Cut taxes and increase state spending in Germany
To return to economic health, uncompetitive states on the eurozone periphery must increase exports. But unless stronger eurozone states increase imports, these countries will find this rebalancing difficult, if not impossible. Germany, the economic giant of the single currency, runs a huge trade surplus. Berlin needs to bring down this surplus by boosting its imports.
Encourage quantitative easing
The eurozone as a whole is still sinking into recession. The single currency area contracted by 0.3 per cent in the final quarter of 2011. Investors are seizing safe assets rather than putting their money to work in the real economy. The European Central Bank could help by buying up large quantities of safe European sovereign bonds.
Forgive Ireland, Portugal and Italy’s debts
Greek bondholders are set to take a “haircut” of around 70 per cent. European governments and the ECB are also helping to get Greece’s national debt down. But Ireland, Portugal and Italy are also struggling under large debt piles in relation to their shrinking economies. European finance ministers ought to accept that, if debt forgiveness is good for Greece, it is good for other states too.

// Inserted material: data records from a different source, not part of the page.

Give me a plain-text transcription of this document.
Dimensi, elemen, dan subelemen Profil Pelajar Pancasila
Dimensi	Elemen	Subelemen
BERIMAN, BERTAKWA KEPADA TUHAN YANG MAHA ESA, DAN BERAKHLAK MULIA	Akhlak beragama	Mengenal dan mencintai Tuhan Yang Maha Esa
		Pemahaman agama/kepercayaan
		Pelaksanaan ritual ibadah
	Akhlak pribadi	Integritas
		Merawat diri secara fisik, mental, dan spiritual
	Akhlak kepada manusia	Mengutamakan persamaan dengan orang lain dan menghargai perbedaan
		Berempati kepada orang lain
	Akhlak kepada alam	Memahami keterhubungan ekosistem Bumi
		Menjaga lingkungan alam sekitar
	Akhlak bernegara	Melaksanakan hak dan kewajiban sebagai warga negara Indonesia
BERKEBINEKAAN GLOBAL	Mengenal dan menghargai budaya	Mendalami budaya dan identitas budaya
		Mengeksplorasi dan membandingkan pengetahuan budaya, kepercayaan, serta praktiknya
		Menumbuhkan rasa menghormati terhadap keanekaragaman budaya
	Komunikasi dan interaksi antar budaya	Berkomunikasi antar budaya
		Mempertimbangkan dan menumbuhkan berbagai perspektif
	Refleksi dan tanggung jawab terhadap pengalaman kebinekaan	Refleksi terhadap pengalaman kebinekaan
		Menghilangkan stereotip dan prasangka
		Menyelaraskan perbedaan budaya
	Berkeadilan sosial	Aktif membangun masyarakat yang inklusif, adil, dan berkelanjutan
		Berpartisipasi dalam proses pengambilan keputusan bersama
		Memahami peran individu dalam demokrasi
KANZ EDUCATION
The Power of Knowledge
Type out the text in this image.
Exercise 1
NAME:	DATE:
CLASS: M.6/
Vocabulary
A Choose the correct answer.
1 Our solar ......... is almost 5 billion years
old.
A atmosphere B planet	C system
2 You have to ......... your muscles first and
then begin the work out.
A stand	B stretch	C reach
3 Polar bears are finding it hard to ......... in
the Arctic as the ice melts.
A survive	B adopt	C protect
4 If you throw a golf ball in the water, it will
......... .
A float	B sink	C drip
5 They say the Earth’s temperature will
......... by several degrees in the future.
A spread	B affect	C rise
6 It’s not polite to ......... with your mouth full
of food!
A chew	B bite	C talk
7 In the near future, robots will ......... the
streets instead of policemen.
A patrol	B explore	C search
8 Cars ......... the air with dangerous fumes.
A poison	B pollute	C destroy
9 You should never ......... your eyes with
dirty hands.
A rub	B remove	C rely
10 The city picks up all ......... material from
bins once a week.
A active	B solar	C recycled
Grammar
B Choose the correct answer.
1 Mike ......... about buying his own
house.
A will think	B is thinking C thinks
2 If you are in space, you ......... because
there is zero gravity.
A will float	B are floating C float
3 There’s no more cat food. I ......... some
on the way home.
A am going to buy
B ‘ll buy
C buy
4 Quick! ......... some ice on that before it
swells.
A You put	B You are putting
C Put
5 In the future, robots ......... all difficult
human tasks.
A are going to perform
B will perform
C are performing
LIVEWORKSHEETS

Introduce a system of eurobonds
The ECB has helped to assuage market concerns of another financial meltdown through a £500bn liquidity operation. But the interest rates that states such as Italy and Spain need to pay to borrow from the financial markets remain dangerously high. A pan-European guarantee of debt issued by European states – in return for pledges of reform in struggling states – ought to remove this concern entirely and bring down interest rates across the eurozone.